In this blogpost, Google Australia’s managing director Mel Silva [pictured] issues a response to the ACCC’s Digital Platforms Inquiry and outlines how Google helps Australians.
When Google started just over 20 years ago, Sydney was gearing up for the Olympics and text messaging was taking off. Today, Australians come to Google for helpful products and services, whether it’s finding answers to questions, getting directions through maps, or businesses connecting with new audiences through advertising.
In this fast evolving environment, we understand the interest in how we operate and how we compete. The final report from the Australian Competition and Consumer Commission’s Digital Platforms Inquiry recognises a range of benefits digital platforms bring to consumers and businesses, and examines important topics in relation to Australia’s changing media and advertising industry. We’re looking forward to engaging with the Government as they consult on these topics in the coming weeks and months.
Set out below is more detail on how Google provides value for consumers, businesses and publishers, how we work to protect user privacy, and how we operate in a highly competitive environment.
Providing value for consumers, businesses and publishers
Our products and services help Australians to access information, collaborate, reach new audiences and get things done.
Tools like Google Search and YouTube help Australian students answer more than 25 million questions while doing their homework each night and Google Maps helps Australians save, on average, 29 hours per year navigating our cities.
Google’s products also help Australian businesses grow; more than 840,000 Australian businesses use Google tools to help connect with customers. The majority of Google’s ad business is search advertising. Google works to offer the best experience for users when they come to search, which attracts people to use the service. In turn, advertisers can more easily find prospective customers by advertising on Google’s Search pages.
In this way, advertisers can reach the audiences that matter to them, at a time that is relevant to the consumer. For example, if someone searches for a new car, a car ad is often relevant. These services are provided without charge to consumers.
Google’s advertising platforms also help publishers make money online and drive traffic to their websites. In 2018, Google referred more than two billion free clicks to Australian news sites, which helps to drive subscriptions and ad revenue. We also provide a platform to help publishers to show ads on their own sites. This is used by thousands of news publishers both in Australia and around the world, and publishers retain approximately 70 per cent of the ad revenue that is generated.
Through this combination of referral traffic and ad revenue, Google provides significant value to publishers. Ad-supported models have always been part of the news industry, whether print or digital, and we share their interest in keeping the internet free and open. We work closely with the news industry and will continue to do so as consumer expectations and technology evolve.
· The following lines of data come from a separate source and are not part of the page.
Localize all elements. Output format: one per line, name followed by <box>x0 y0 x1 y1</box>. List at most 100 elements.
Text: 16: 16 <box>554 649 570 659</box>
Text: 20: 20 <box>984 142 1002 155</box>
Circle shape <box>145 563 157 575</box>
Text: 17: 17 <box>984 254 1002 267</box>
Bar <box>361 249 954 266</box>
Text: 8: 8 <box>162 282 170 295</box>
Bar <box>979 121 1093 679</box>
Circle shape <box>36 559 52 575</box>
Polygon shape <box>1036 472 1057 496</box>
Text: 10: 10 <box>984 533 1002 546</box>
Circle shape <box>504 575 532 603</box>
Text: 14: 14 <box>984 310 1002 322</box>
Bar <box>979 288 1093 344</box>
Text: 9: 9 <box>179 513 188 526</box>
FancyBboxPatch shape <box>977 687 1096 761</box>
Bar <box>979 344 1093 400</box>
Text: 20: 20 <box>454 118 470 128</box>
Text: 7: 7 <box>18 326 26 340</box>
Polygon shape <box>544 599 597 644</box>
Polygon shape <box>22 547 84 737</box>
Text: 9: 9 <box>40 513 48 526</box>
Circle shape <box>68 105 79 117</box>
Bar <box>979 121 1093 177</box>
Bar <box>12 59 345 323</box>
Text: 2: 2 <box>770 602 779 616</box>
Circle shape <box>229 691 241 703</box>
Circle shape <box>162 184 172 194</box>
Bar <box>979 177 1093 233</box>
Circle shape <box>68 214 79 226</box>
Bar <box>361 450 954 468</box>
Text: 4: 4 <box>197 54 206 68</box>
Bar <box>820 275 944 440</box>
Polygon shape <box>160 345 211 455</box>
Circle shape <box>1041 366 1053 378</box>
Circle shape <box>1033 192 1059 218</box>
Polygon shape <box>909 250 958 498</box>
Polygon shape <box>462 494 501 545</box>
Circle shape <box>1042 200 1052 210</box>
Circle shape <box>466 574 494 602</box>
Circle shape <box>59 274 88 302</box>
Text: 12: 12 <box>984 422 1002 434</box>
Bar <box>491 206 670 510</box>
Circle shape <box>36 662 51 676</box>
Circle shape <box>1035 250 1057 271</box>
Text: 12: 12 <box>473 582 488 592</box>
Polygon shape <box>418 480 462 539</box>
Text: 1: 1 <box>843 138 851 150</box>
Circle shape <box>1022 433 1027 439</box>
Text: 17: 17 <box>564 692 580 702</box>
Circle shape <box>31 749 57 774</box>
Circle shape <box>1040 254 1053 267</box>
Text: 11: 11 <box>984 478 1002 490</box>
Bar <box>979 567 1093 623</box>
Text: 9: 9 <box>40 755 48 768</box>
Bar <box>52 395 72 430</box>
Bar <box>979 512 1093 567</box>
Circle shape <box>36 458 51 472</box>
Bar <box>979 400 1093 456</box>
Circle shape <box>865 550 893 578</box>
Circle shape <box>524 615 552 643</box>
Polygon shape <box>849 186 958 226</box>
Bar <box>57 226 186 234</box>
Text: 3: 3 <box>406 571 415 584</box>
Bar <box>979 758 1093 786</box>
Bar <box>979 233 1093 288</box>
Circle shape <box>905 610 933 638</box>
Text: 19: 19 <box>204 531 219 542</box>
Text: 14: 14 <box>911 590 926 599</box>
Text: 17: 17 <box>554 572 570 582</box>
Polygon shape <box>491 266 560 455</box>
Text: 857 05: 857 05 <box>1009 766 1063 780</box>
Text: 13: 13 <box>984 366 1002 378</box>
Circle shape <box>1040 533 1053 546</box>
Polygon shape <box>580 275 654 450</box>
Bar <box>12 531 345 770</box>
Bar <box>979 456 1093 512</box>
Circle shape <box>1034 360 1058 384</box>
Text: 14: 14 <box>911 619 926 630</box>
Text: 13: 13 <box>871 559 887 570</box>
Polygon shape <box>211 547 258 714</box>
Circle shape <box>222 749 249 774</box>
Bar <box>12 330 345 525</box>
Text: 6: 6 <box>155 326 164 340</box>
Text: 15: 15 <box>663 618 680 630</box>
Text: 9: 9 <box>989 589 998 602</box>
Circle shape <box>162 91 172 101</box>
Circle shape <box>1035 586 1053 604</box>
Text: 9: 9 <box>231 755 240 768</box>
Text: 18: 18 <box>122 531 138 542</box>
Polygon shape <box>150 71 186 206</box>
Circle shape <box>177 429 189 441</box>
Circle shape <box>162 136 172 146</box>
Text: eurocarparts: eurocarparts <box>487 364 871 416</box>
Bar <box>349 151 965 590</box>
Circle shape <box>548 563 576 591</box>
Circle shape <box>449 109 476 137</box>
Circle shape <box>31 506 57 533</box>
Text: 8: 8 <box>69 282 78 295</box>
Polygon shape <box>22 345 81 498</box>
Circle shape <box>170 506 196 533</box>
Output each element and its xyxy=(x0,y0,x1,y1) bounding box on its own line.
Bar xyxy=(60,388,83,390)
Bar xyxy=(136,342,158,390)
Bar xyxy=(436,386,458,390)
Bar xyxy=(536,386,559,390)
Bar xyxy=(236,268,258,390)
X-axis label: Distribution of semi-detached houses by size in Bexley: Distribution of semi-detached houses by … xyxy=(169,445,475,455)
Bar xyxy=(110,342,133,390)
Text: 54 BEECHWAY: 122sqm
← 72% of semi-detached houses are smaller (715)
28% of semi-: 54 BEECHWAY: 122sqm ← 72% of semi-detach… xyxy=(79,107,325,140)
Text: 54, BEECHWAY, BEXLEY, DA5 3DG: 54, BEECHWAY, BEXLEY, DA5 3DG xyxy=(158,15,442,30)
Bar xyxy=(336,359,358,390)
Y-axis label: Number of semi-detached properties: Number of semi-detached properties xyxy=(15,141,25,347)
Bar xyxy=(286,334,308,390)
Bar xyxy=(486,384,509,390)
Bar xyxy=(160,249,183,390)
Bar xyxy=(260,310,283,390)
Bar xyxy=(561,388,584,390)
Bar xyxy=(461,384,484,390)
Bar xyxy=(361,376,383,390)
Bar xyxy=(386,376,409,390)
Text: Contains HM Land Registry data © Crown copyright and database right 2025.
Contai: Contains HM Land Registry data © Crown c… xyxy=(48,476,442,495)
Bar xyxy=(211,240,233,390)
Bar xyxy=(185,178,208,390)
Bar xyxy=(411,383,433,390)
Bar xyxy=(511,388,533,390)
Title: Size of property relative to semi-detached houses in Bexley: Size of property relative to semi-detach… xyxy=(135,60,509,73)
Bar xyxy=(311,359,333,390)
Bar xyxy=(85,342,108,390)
How we work to protect user privacy
Over the past 20 years, billions of people have come to Google with their questions. We’ve worked hard to continually earn trust by providing accurate answers and keeping your questions private and your data secure.
For privacy to be real, people need to have clear, individual choices around their data. This is why we believe in giving people transparency, choice and control. Transparency means easy access and full visibility of your data and preferences, and the assurance that Google does not sell personal information to third parties. Choice means the user should get to decide how their information is used and deleted. Control is the ability to manage your settings and features depending on your preferences.
Whether it’s delivering search results in the correct language or recommending the quickest route home, data can make Google products more helpful to you. We take the responsibility of protecting user data and privacy seriously, and are continuously working to improve features to give users even more control.
Operating in a highly competitive environment
The tech industry is dynamic and drives innovation that gives consumers better products, services and choices. For example, when consumers are looking for information online, they go to a range of places in addition to Google. For furniture and electrical products they might go to Harvey Norman. For homes, they might go to Domain or Realestate.com. For reviews they might go to TripAdvisor.
When it comes to advertising, search advertising is one of many online and offline channels in which advertisers invest. We compete directly for advertising dollars with other digital channels, as well as television, print, radio and outdoor advertising. Businesses invest in online advertising because it allows them to connect with audiences and to measure the impact of that investment.
The internet is a rapidly evolving, competitive and innovative space. Regulatory frameworks help ensure people, society and the economy continue to benefit from new technologies. A wide range of rules already apply to digital products and services, including competition, advertising, copyright, privacy, and consumer laws.
We welcome efforts to better understand our business and will continue to engage with Government on the recommendations put forward in this report, as we continue developing and improving products and services that help Australians.